Un projet personnalisé avec, dans la mesure du possible, une intégration scolaire en milieu ordinaire, est souhaitable pour favoriser la socialisation. D’un naturel en général ouvert et joyeux, les jeunes et adultes trisomiques sont en effet souvent à la recherche de contacts et d’échanges avec les autres.
Soutien aux parents
Si le nouveau-né fait l’objet d’attentions poussées, il ne faut pas oublier les parents, surtout si ceux-ci prennent connaissance de la trisomie de leur enfant à sa naissance. « Il est important de soutenir les parents, de les entourer psychologiquement et matériellement pour leur faciliter le quotidien, insiste le Dr Ravel.

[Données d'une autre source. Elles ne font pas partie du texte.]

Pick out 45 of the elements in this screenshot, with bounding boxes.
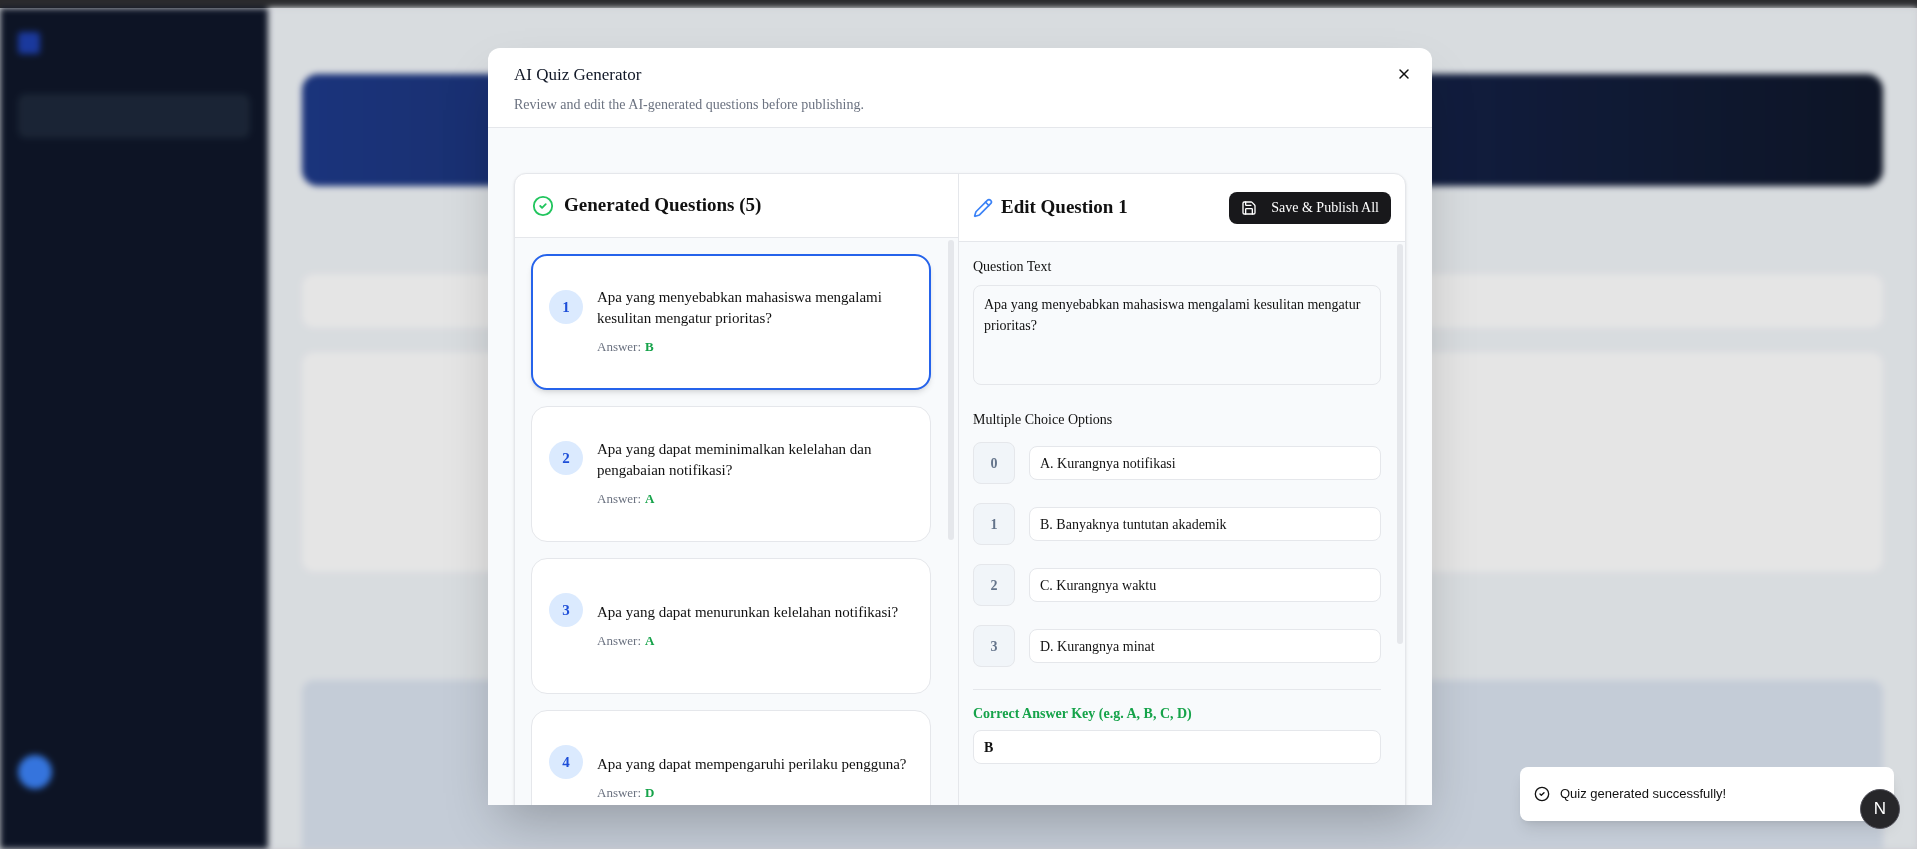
answer-label: Answer: <box>597 783 642 802</box>
field-label: Correct Answer Key (e.g. A, B, C, D) <box>973 705 1193 723</box>
question-card[interactable]: 2 Apa yang dapat meminimalkan kelelahan dan pengabaian notifikasi? Answer: A <box>531 406 931 542</box>
option-index: 3 <box>973 625 1015 667</box>
answer-label: Answer: <box>597 631 642 650</box>
answer-value: B <box>645 338 654 357</box>
question-text: Apa yang menyebabkan mahasiswa mengalami kesulitan mengatur prioritas? <box>597 288 883 329</box>
question-number: 2 <box>549 441 583 475</box>
editor-title: Edit Question 1 <box>1001 195 1128 220</box>
option-index: 0 <box>973 442 1015 484</box>
question-number: 1 <box>549 290 583 324</box>
close-icon <box>1396 66 1412 82</box>
field-label: Multiple Choice Options <box>973 411 1114 429</box>
answer-value: A <box>645 490 655 509</box>
option-field[interactable]: C. Kurangnya waktu <box>1029 568 1381 602</box>
panel-title: Generated Questions (5) <box>564 193 762 218</box>
field-label: Question Text <box>973 258 1053 276</box>
question-card[interactable]: 3 Apa yang dapat menurunkan kelelahan notifikasi? Answer: A <box>531 558 931 694</box>
question-number: 3 <box>549 593 583 627</box>
question-card[interactable]: 4 Apa yang dapat mempengaruhi perilaku pengguna? Answer: D <box>531 710 931 805</box>
avatar <box>18 755 52 789</box>
question-card[interactable]: 1 Apa yang menyebabkan mahasiswa mengalami kesulitan mengatur prioritas? Answer: B <box>531 254 931 390</box>
question-number: 4 <box>549 745 583 779</box>
question-text: Apa yang dapat mempengaruhi perilaku pengguna? <box>597 754 907 774</box>
toast-message: Quiz generated successfully! <box>1560 785 1727 804</box>
option-field[interactable]: A. Kurangnya notifikasi <box>1029 446 1381 480</box>
answer-value: D <box>645 783 655 802</box>
check-circle-icon <box>532 194 554 217</box>
option-field[interactable]: D. Kurangnya minat <box>1029 629 1381 663</box>
answer-label: Answer: <box>597 490 642 509</box>
dialog-title: AI Quiz Generator <box>514 64 642 86</box>
answer-value: A <box>645 631 655 650</box>
save-publish-button[interactable]: Save & Publish All <box>1229 191 1391 224</box>
question-text: Apa yang dapat menurunkan kelelahan notifikasi? <box>597 602 899 622</box>
save-icon <box>1241 199 1258 216</box>
answer-key-field[interactable]: B <box>973 730 1381 764</box>
answer-label: Answer: <box>597 338 642 357</box>
dialog-subtitle: Review and edit the AI-generated questions before publishing. <box>514 95 864 114</box>
check-circle-icon <box>1534 786 1550 802</box>
option-field[interactable]: B. Banyaknya tuntutan akademik <box>1029 507 1381 541</box>
pencil-icon <box>973 197 993 218</box>
question-textarea[interactable]: Apa yang menyebabkan mahasiswa mengalami kesulitan mengatur prioritas? <box>973 285 1381 385</box>
option-index: 1 <box>973 503 1015 545</box>
question-text: Apa yang dapat meminimalkan kelelahan dan pengabaian notifikasi? <box>597 440 873 481</box>
option-index: 2 <box>973 564 1015 606</box>
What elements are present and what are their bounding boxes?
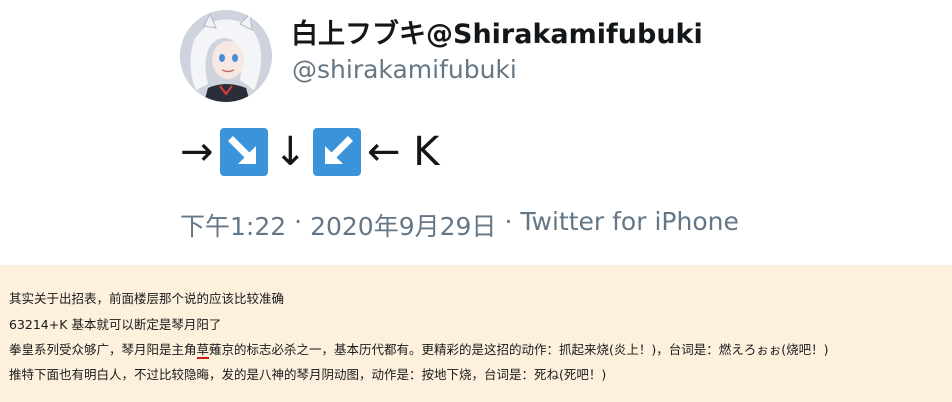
tweet-source[interactable]: Twitter for iPhone: [520, 207, 738, 243]
down-left-arrow-key-icon: [313, 128, 362, 176]
tweet-card: 白上フブキ@Shirakamifubuki @shirakamifubuki →…: [0, 0, 952, 262]
comment-box: 其实关于出招表，前面楼层那个说的应该比较准确 63214+K 基本就可以断定是琴…: [0, 265, 952, 402]
tweet-date[interactable]: 2020年9月29日: [310, 207, 496, 243]
tweet-meta: 下午1:22 · 2020年9月29日 · Twitter for iPhone: [180, 207, 739, 243]
comment-line-3-end: 薙京的标志必杀之一，基本历代都有。更精彩的是这招的动作：抓起来烧(炎上！)，台词…: [209, 342, 829, 357]
underlined-character: 草: [196, 342, 210, 359]
display-name[interactable]: 白上フブキ@Shirakamifubuki: [291, 12, 703, 51]
comment-line-1: 其实关于出招表，前面楼层那个说的应该比较准确: [9, 291, 285, 306]
avatar[interactable]: [180, 10, 272, 102]
down-arrow-text: ↓: [273, 129, 308, 175]
comment-line-4: 推特下面也有明白人，不过比较隐晦，发的是八神的琴月阴动图，动作是：按地下烧，台词…: [9, 367, 607, 382]
left-arrow-k-text: ← K: [367, 129, 440, 175]
comment-line-2: 63214+K 基本就可以断定是琴月阳了: [9, 317, 222, 332]
command-sequence: → ↓ ← K: [180, 126, 440, 178]
meta-separator: ·: [504, 207, 513, 236]
comment-line-3: 拳皇系列受众够广，琴月阳是主角草薙京的标志必杀之一，基本历代都有。更精彩的是这招…: [9, 339, 829, 359]
tweet-time[interactable]: 下午1:22: [180, 207, 286, 243]
user-handle[interactable]: @shirakamifubuki: [292, 55, 517, 84]
right-arrow-text: →: [180, 129, 214, 175]
meta-separator: ·: [294, 207, 303, 236]
comment-line-3-start: 拳皇系列受众够广，琴月阳是主角: [9, 342, 197, 357]
avatar-illustration: [180, 10, 272, 102]
down-right-arrow-key-icon: [219, 128, 268, 176]
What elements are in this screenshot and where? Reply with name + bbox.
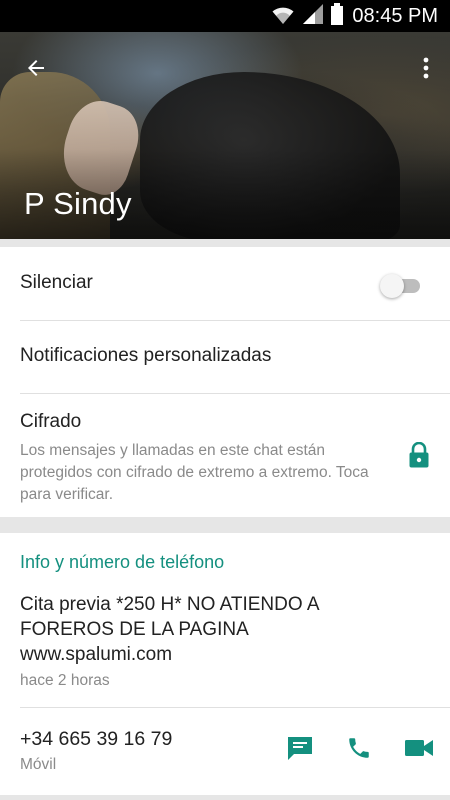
more-vert-icon: [423, 57, 429, 84]
status-icons: [270, 2, 344, 30]
mute-label: Silenciar: [20, 272, 93, 293]
toggle-knob: [380, 274, 404, 298]
about-text: Cita previa *250 H* NO ATIENDO A FOREROS…: [20, 594, 320, 665]
contact-name: P Sindy: [24, 186, 132, 221]
status-time: 08:45 PM: [352, 4, 438, 27]
battery-icon: [330, 2, 344, 30]
divider: [20, 707, 450, 708]
mute-row[interactable]: Silenciar: [0, 247, 450, 320]
mute-toggle[interactable]: [380, 272, 422, 298]
encryption-label: Cifrado: [20, 411, 82, 432]
back-button[interactable]: [18, 52, 54, 88]
contact-header: P Sindy: [0, 32, 450, 239]
info-section-title: Info y número de teléfono: [20, 552, 225, 572]
lock-icon: [408, 441, 430, 468]
message-icon: [286, 735, 314, 766]
video-call-icon: [404, 737, 434, 764]
phone-type-label: Móvil: [20, 756, 57, 773]
status-bar: 08:45 PM: [0, 0, 450, 32]
video-call-button[interactable]: [402, 735, 436, 765]
settings-card: Silenciar Notificaciones personalizadas …: [0, 247, 450, 517]
custom-notifications-label: Notificaciones personalizadas: [20, 345, 272, 366]
wifi-icon: [270, 3, 296, 30]
about-timestamp: hace 2 horas: [20, 672, 110, 689]
arrow-back-icon: [24, 56, 48, 85]
info-card: Info y número de teléfono Cita previa *2…: [0, 533, 450, 795]
encryption-description: Los mensajes y llamadas en este chat est…: [20, 442, 369, 503]
call-button[interactable]: [342, 735, 376, 765]
menu-button[interactable]: [414, 52, 438, 88]
phone-icon: [346, 735, 372, 766]
custom-notifications-row[interactable]: Notificaciones personalizadas: [0, 321, 450, 394]
message-button[interactable]: [283, 735, 317, 765]
signal-icon: [302, 3, 324, 30]
encryption-row[interactable]: Cifrado Los mensajes y llamadas en este …: [0, 394, 450, 517]
phone-number[interactable]: +34 665 39 16 79: [20, 728, 172, 751]
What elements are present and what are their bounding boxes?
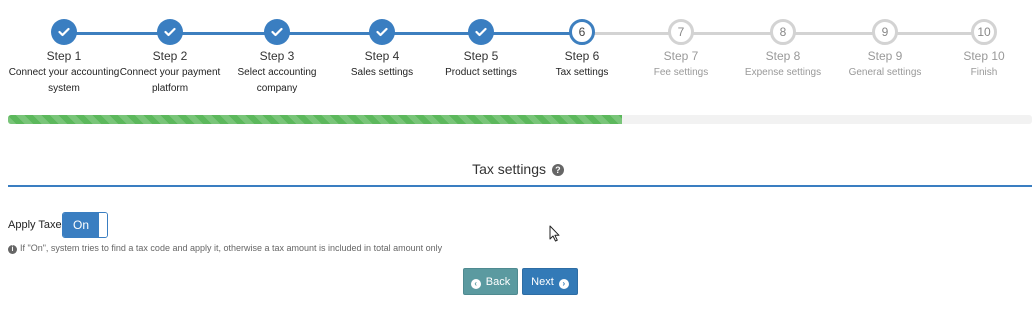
back-button-label: Back	[485, 276, 511, 288]
check-icon	[264, 19, 290, 45]
note-text: If "On", system tries to find a tax code…	[20, 243, 443, 253]
wizard-step-3[interactable]: Step 3 Select accounting company	[217, 19, 337, 97]
wizard-step-10[interactable]: 10 Step 10 Finish	[924, 19, 1036, 81]
check-icon	[369, 19, 395, 45]
progress-bar	[8, 115, 1032, 124]
step-number: 6	[569, 19, 595, 45]
back-button[interactable]: ‹ Back	[463, 268, 518, 295]
check-icon	[157, 19, 183, 45]
question-circle-icon[interactable]: ?	[551, 164, 564, 176]
step-title: Step 1	[46, 49, 82, 63]
wizard-step-2[interactable]: Step 2 Connect your payment platform	[110, 19, 230, 97]
step-number: 9	[872, 19, 898, 45]
section-divider	[8, 185, 1032, 187]
section-heading: Tax settings ?	[0, 161, 1036, 177]
wizard-steps: Step 1 Connect your accounting system Step…	[0, 0, 1036, 110]
toggle-knob	[99, 213, 107, 237]
apply-taxes-toggle[interactable]: On	[62, 212, 108, 238]
arrow-right-circle-icon: ›	[558, 279, 569, 289]
arrow-left-circle-icon: ‹	[470, 279, 481, 289]
next-button-label: Next	[531, 276, 554, 288]
apply-taxes-note: i If "On", system tries to find a tax cod…	[8, 243, 442, 254]
wizard-step-1[interactable]: Step 1 Connect your accounting system	[4, 19, 124, 97]
toggle-on-label: On	[63, 213, 99, 237]
step-title: Step 3	[259, 49, 295, 63]
step-number: 8	[770, 19, 796, 45]
progress-bar-fill	[8, 115, 623, 124]
check-icon	[51, 19, 77, 45]
step-number: 10	[971, 19, 997, 45]
apply-taxes-label: Apply Taxes	[8, 219, 68, 231]
step-description: Connect your payment platform	[119, 67, 221, 94]
step-description: Select accounting company	[237, 67, 317, 94]
step-title: Step 10	[963, 49, 1005, 63]
next-button[interactable]: Next ›	[522, 268, 578, 295]
step-description: Finish	[970, 67, 998, 78]
page-title: Tax settings	[472, 161, 547, 177]
check-icon	[468, 19, 494, 45]
step-description: Connect your accounting system	[8, 67, 120, 94]
step-number: 7	[668, 19, 694, 45]
mouse-cursor-icon	[549, 225, 560, 242]
step-title: Step 2	[152, 49, 188, 63]
info-icon: i	[8, 245, 17, 254]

La naissance d’un bébé porteur d’un handicap est toujours un choc. La prise en soins orthophonique a pour but d’accompagner l’enfant trisomique et sa famille vers un développement harmonieux des fonctions du visage, de la communication et du langage. Un démarrage précoce est un atout précieux, plus l’enfant est jeune plus le suivi est efficace sur le long terme.
Certaines étapes sont particulièrement difficiles à vivre : la reconnaissance du handicap, l’orientation en établissement spécialisé et l’installation en foyer. C’est un travail au long cours qui peut se faire avec l’aide des professionnels et d’autres familles qui vivent des situations similaires.